Il titolo del chipmaker di Santa Clara cala del 3% negli scambi after-hours, nostante la crescita del fatturato del 2,6% a 13.5 miliardi di dollari. Intel archivia il secondo trimestre, regitrando un declino degli utili, dovuto al rallentamento dei data center. Delude il business dei data center, che realizza semiconduttori usati in server di fascia alta.

La crescita dell’unità dei data center scende sotto il 10%. Le entrate nette registrano una flessione del 51% a quota 1.3 miliardi di dollari, a causa dei costi di ristrutturazione.

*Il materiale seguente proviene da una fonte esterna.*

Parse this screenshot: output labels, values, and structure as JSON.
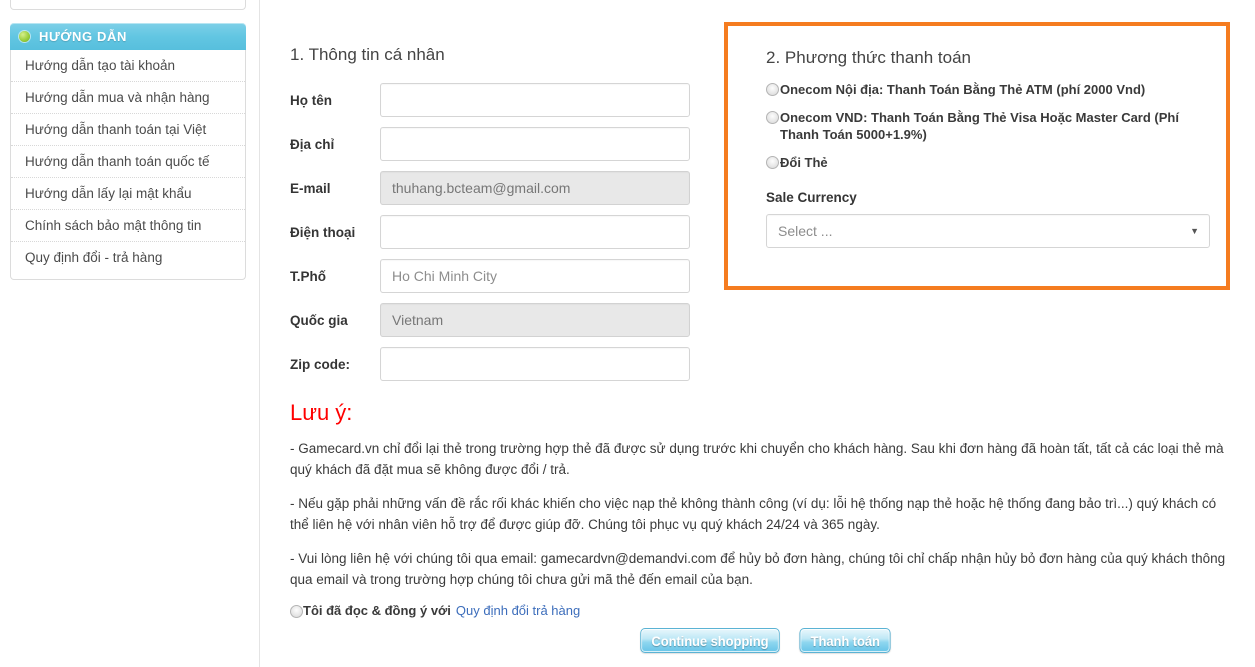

Il rallentamento della divisione dei chip per server preoccupa perché è la più profittevole e finora compensava il declino del mercato Pc.

Calano i profitti di Intel, rallentano i data center
Calano i profitti di Intel, rallentano i data center

La debole domanda enterprise ha un impatto sui ricavi dell’unità più profittevole, in crescita del 5% a 4 miliardi di dollari, ma lontano dall’incremento del 9% e sotto l’obiettivo di Intel di una crescita a doppia cifra. Infatti, è il secondo trimestre consecutivo in cui la crescita scende sotto il 10%.

Il gruppo Client Computing, che fornisce più dell’80% di processori usati dall’industria dei Pc, ha ricavi pari a 7.3 miliardi di dollari, in calo del 3% rispetto a un anno fa. La divisione ha generato un profitto operativo di 1.9 miliardi di dollari.

Le entrate nette hanno registrato un crollo del 51% a 1.3 miliardi di dollari, o 27 centesimi per azione, rispetto ai 2.71 miliardi di dollari, o 55 centesimi per azione dell’anno precedente. Sui profitti pesano 1.4 miliardi di dollari di costi dovuti ai 12.000 tagli di posti di lavoro in Intel.

Il titolo ha guadagnao il 3.6% da inizio dell’anno.